Le sujet relève en effet de la compétence du ministre du Travail, et c'est lui que la Commission européenne sonde, pour savoir ce que la France pourrait bien penser. Or, avant même que le débat n'ait vraiment été lancé, Xavier Betrand s'est montré d'une extrême prudence, et a au contraire donné tous les signes qu'il se contenterait d'une directive au rabais.
Dernier épisode en date : en visite à Madrid et à Lisbonne le week-end dernier, le ministre a voulu dire la ferveur avec laquelle il était attaché à une Europe sociale. Pour illustrer son propos, il a cité les chantiers prioritaires de la France pour sa présidence, en évoquant une directive «sur l'interdiction des discriminations, certainement centrée sur les handicaps». En clair, Xavier Bertrand n'a pas envie de mener la bataille, et cède aux lobbies conservateurs qui veulent une directive la moins ouverte possible.

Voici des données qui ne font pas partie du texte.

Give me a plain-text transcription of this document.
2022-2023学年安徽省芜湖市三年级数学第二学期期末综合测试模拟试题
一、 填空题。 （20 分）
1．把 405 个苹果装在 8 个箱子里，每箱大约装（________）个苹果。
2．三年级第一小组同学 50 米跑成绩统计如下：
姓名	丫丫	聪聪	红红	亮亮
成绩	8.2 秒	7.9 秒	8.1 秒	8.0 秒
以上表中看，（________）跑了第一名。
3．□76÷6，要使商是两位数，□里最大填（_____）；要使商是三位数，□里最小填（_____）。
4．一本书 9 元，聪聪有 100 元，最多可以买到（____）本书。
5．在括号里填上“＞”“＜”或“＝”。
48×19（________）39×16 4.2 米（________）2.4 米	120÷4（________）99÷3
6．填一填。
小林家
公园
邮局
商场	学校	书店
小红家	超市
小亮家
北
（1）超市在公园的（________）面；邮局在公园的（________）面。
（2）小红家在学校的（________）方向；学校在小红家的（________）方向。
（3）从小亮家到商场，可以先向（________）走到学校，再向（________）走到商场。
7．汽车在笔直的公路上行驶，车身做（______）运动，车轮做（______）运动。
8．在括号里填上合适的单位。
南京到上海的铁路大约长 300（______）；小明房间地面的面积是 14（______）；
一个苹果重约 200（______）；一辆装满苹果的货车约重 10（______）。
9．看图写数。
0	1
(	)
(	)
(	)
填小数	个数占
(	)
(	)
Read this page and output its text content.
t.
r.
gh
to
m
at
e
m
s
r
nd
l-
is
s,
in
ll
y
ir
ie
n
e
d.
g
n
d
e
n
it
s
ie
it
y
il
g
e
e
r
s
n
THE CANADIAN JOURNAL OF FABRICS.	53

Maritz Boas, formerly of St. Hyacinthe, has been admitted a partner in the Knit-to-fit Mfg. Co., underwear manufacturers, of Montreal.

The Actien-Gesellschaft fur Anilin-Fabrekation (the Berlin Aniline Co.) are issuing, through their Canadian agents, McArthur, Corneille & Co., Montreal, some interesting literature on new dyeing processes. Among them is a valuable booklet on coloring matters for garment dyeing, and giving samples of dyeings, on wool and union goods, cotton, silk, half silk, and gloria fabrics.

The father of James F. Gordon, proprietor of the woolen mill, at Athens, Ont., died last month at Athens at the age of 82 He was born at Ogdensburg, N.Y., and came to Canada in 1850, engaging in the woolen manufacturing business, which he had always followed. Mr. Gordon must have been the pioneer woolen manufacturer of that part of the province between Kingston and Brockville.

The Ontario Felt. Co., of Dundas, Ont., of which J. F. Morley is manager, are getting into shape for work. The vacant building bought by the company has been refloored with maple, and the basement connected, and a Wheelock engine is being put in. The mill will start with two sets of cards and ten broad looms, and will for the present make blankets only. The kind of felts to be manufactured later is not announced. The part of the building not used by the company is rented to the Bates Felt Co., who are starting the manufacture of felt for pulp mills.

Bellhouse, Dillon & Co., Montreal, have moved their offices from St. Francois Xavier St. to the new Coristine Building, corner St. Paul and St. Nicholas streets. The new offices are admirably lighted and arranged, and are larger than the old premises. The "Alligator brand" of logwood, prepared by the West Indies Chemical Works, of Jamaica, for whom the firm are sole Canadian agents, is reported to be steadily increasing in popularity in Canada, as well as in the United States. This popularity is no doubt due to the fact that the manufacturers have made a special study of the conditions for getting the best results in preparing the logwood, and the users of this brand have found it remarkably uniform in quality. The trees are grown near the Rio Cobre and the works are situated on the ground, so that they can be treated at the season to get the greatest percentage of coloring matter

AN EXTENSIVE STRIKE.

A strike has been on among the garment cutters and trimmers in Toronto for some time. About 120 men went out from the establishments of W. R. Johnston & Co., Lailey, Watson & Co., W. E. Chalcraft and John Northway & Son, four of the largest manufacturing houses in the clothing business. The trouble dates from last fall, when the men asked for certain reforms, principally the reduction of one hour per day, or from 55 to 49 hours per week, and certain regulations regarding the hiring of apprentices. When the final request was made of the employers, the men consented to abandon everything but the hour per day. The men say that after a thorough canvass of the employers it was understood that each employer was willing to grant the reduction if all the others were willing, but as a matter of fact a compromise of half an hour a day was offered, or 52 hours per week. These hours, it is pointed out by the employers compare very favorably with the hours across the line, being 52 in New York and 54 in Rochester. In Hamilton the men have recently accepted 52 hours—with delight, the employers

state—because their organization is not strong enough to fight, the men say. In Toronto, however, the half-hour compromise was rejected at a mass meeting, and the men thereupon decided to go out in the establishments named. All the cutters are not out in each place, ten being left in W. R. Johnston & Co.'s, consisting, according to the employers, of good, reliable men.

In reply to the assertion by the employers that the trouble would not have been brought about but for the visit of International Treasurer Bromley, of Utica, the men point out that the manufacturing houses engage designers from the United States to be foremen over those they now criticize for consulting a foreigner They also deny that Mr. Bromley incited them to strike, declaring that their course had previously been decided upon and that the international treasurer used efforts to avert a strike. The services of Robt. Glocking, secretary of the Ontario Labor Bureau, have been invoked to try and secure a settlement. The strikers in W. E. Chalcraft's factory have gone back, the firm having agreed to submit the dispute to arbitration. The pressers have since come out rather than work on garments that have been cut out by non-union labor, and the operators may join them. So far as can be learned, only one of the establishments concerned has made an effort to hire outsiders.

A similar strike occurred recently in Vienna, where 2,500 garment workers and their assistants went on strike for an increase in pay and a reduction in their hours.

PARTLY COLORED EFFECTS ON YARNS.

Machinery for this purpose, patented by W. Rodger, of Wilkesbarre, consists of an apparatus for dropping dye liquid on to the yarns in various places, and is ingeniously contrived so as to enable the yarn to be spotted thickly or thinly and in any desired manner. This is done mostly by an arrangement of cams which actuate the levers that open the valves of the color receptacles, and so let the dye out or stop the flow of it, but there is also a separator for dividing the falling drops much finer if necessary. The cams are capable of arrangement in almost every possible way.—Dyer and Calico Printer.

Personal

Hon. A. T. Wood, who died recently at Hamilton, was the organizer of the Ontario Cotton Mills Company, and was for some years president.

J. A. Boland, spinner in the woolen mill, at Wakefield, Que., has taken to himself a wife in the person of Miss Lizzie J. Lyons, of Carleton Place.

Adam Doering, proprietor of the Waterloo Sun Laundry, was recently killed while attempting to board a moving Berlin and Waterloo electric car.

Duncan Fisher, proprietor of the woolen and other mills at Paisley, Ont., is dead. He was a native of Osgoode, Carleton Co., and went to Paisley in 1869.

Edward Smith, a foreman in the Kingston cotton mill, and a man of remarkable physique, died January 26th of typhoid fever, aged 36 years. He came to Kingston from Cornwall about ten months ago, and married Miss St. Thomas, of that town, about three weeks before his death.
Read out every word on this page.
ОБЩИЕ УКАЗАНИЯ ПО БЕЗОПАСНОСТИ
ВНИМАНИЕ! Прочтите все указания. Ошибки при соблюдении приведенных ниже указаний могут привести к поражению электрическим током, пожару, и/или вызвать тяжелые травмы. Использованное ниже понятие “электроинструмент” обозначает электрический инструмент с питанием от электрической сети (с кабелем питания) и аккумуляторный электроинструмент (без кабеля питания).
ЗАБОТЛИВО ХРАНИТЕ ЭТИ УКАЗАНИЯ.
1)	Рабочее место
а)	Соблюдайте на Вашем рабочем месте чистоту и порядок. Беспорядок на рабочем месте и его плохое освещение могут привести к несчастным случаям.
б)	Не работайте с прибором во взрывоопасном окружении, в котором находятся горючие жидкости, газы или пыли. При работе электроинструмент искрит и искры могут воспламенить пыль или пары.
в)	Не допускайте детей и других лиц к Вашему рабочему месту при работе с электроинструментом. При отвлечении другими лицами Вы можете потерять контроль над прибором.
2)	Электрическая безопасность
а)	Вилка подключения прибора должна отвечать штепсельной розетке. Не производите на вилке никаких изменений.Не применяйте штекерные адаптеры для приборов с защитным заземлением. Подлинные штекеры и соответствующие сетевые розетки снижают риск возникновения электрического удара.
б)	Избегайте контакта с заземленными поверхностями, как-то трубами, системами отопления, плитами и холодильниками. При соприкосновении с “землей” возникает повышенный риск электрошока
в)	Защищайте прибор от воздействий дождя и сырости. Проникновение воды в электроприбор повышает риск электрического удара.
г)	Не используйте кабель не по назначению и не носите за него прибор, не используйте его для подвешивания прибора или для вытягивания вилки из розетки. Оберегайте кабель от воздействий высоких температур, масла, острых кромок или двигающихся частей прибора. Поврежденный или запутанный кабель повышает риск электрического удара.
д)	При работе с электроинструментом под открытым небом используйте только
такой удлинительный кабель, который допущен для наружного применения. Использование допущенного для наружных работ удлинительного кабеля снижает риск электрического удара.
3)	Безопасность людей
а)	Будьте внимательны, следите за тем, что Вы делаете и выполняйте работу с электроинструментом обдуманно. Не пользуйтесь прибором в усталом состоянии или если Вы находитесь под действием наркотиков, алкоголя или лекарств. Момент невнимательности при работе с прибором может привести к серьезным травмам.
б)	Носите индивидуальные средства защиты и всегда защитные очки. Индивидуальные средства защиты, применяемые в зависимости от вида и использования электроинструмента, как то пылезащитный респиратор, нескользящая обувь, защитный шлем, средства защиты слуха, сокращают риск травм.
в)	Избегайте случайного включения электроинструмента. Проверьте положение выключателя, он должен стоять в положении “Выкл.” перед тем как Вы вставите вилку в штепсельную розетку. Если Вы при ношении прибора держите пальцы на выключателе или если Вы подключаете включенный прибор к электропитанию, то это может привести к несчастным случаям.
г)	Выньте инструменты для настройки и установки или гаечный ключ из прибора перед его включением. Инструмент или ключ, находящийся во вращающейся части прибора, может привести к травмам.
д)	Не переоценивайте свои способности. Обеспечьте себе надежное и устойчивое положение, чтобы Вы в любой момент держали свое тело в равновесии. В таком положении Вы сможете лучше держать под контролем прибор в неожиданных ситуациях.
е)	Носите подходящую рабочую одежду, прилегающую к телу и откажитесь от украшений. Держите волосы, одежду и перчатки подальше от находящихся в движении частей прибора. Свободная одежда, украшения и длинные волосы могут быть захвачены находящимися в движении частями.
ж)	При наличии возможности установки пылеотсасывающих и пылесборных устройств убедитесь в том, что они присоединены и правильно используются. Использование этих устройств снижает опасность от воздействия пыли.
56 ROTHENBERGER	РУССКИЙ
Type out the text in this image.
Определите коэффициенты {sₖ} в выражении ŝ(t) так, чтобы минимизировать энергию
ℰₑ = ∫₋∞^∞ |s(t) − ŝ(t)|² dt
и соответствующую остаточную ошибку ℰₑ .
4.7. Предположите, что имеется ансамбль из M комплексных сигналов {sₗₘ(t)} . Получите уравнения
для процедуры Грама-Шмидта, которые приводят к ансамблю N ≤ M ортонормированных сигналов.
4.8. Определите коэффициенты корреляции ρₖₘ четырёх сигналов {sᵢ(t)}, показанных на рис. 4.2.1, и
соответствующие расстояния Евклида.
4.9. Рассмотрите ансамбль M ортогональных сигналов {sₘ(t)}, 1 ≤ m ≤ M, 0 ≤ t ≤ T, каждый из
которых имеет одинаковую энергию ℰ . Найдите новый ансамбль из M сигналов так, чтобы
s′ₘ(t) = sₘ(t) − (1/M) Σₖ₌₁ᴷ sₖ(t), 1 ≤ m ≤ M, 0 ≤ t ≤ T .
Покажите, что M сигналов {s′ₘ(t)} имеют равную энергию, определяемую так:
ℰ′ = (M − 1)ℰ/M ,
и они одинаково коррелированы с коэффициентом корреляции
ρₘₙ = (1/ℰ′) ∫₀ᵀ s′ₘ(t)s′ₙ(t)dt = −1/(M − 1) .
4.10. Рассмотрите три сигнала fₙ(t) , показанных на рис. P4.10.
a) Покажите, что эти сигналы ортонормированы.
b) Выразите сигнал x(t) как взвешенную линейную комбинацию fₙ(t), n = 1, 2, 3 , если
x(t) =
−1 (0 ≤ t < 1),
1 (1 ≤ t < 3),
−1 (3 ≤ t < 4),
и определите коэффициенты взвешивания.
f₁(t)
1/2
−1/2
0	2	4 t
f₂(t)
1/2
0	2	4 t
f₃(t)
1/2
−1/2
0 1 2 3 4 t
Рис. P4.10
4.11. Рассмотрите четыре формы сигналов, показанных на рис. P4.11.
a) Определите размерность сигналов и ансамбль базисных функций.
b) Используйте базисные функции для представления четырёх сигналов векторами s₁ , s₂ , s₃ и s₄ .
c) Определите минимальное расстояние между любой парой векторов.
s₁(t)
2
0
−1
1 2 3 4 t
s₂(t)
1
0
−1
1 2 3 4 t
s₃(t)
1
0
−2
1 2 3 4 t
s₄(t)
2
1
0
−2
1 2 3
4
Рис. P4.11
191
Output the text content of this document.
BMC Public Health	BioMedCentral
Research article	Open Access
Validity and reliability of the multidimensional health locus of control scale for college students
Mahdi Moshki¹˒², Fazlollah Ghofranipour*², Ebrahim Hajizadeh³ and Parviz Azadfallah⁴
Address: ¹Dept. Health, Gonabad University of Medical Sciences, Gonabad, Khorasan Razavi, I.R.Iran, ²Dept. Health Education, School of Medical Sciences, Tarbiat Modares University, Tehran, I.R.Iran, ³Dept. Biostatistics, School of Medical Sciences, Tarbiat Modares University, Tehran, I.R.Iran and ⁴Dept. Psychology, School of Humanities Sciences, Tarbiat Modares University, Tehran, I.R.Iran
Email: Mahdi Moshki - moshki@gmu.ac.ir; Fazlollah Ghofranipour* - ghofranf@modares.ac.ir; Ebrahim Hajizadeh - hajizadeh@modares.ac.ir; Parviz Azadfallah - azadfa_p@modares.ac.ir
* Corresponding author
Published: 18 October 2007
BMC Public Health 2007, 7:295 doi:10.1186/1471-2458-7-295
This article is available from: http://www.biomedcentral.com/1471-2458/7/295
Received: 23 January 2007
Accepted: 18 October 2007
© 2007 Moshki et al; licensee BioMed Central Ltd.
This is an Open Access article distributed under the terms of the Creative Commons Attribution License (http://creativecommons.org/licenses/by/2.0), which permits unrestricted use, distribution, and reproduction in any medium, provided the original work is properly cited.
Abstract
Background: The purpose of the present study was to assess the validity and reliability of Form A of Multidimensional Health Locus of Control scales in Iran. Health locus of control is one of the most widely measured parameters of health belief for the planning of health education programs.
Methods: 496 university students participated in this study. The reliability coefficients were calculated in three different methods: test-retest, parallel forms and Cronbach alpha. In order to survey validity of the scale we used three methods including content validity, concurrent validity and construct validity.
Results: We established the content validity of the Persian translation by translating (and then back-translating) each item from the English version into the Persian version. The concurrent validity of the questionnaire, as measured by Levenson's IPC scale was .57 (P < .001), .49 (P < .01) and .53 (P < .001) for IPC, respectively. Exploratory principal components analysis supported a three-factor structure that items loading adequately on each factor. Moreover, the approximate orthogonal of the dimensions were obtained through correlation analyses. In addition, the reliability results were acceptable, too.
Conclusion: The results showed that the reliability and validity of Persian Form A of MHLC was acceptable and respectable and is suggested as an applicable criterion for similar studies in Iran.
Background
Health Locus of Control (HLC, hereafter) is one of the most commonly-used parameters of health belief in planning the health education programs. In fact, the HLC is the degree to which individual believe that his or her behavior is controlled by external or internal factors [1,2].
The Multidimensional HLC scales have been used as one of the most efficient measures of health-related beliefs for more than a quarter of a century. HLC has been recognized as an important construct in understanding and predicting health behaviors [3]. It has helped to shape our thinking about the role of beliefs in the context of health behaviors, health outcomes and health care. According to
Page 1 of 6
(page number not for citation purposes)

Malaise à l'Élysée, zappé et incapable de recadrer un ministre qui joue seul sa partition. Pourtant, pour les associations, la lutte contre l'homophobie était le seul engagement présidentiel de Nicolas Sarkozy vraiment intéressant : sur la scène européenne, la campagne électorale paraît subitement lointaine...
A la veille de la Journée mondiale contre l'homophobie, plusieurs associations, syndicats et partis demandent donc une clarification : oui ou non, la France soutient-elle un projet de directive qui traite à égalité toutes les discriminations ?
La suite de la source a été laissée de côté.